In meiner Arbeit setze ich mich in diesem begrenzten ethnologischen Kontext mit einigen der wichtigsten thematischen Fragen im Rahmen der Studien über Rituale auseinander: Einerseits untersuche ich die historischen Transformationen des Ritus und seine Fähigkeit zur Veränderung; andererseits berücksichtige ich sowohl Aspekte, die unverändert in der Gegenwart weiterbestehen als auch solche, die eine neue Bedeutung angenommen haben.
Meine Forschungen, die sich auf die Beobachtung der Riten in Guardia Sanframondi in ihrer heutigen Form stützten, umfassten auch eine parallele Arbeit historischer Natur. Ziel der historischen Arbeit war es, die mündlichen Überlieferungen zu hinterfragen und zu relativieren, in denen die Riten oft als etwas dargestellt werden, das im Laufe der Zeit unverändert geblieben ist. Die ethnologische Forschung wurde daher von Archivrecherchen begleitet, die es mir ermöglichten, die Riten vor dem Hintergrund der historischen, sozialen und kulturellen Entwicklung zu betrachten.

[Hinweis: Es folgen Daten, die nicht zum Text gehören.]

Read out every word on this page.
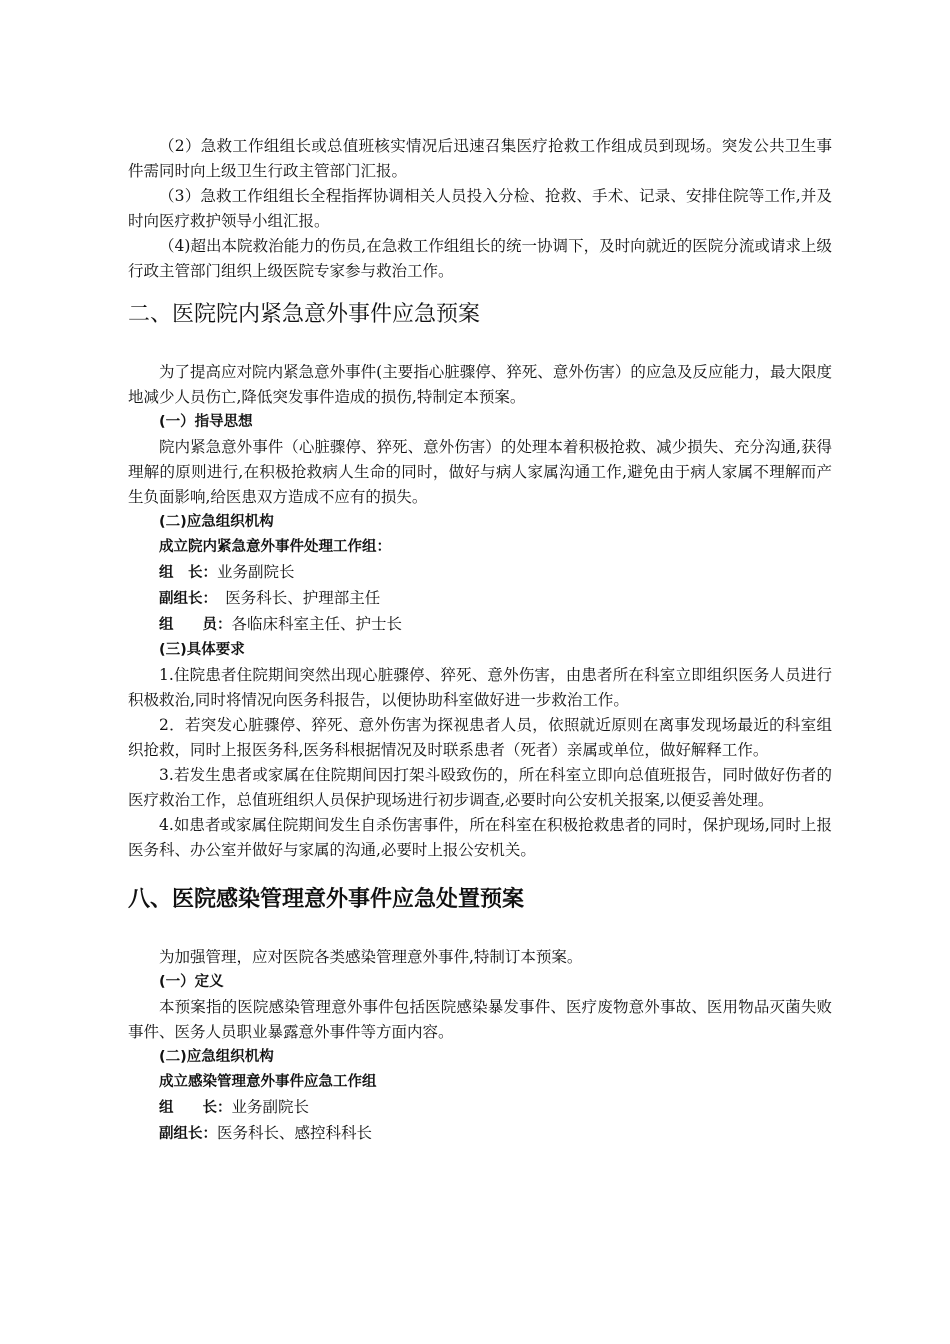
（2）急救工作组组长或总值班核实情况后迅速召集医疗抢救工作组成员到现场。突发公共卫生事件需同时向上级卫生行政主管部门汇报。

（3）急救工作组组长全程指挥协调相关人员投入分检、抢救、手术、记录、安排住院等工作,并及时向医疗救护领导小组汇报。

（4)超出本院救治能力的伤员,在急救工作组组长的统一协调下，及时向就近的医院分流或请求上级行政主管部门组织上级医院专家参与救治工作。

二、医院院内紧急意外事件应急预案

为了提高应对院内紧急意外事件(主要指心脏骤停、猝死、意外伤害）的应急及反应能力，最大限度地减少人员伤亡,降低突发事件造成的损伤,特制定本预案。

(一）指导思想

院内紧急意外事件（心脏骤停、猝死、意外伤害）的处理本着积极抢救、减少损失、充分沟通,获得理解的原则进行,在积极抢救病人生命的同时，做好与病人家属沟通工作,避免由于病人家属不理解而产生负面影响,给医患双方造成不应有的损失。

(二)应急组织机构

成立院内紧急意外事件处理工作组：

组　长：业务副院长

副组长：　医务科长、护理部主任

组　　员：各临床科室主任、护士长

(三)具体要求

1.住院患者住院期间突然出现心脏骤停、猝死、意外伤害，由患者所在科室立即组织医务人员进行积极救治,同时将情况向医务科报告，以便协助科室做好进一步救治工作。

2．若突发心脏骤停、猝死、意外伤害为探视患者人员，依照就近原则在离事发现场最近的科室组织抢救，同时上报医务科,医务科根据情况及时联系患者（死者）亲属或单位，做好解释工作。

3.若发生患者或家属在住院期间因打架斗殴致伤的，所在科室立即向总值班报告，同时做好伤者的医疗救治工作，总值班组织人员保护现场进行初步调查,必要时向公安机关报案,以便妥善处理。

4.如患者或家属住院期间发生自杀伤害事件，所在科室在积极抢救患者的同时，保护现场,同时上报医务科、办公室并做好与家属的沟通,必要时上报公安机关。

八、医院感染管理意外事件应急处置预案

为加强管理，应对医院各类感染管理意外事件,特制订本预案。

(一）定义

本预案指的医院感染管理意外事件包括医院感染暴发事件、医疗废物意外事故、医用物品灭菌失败事件、医务人员职业暴露意外事件等方面内容。

(二)应急组织机构

成立感染管理意外事件应急工作组

组　　长：业务副院长

副组长：医务科长、感控科科长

Die Teile der gesamten Veranstaltung und ihre geschichtliche Entwicklung waren Gegenstand einer gründlichen, mehrjährigen, multidisziplinären Forschung, die von Prof. J. Hafner geleitet wurde. Die Forschungsarbeit befindet sich nun in der Endphase, und es haben sich neue Perspektiven ergeben, die die Kenntnisse über die Guardia-Riten erweitern.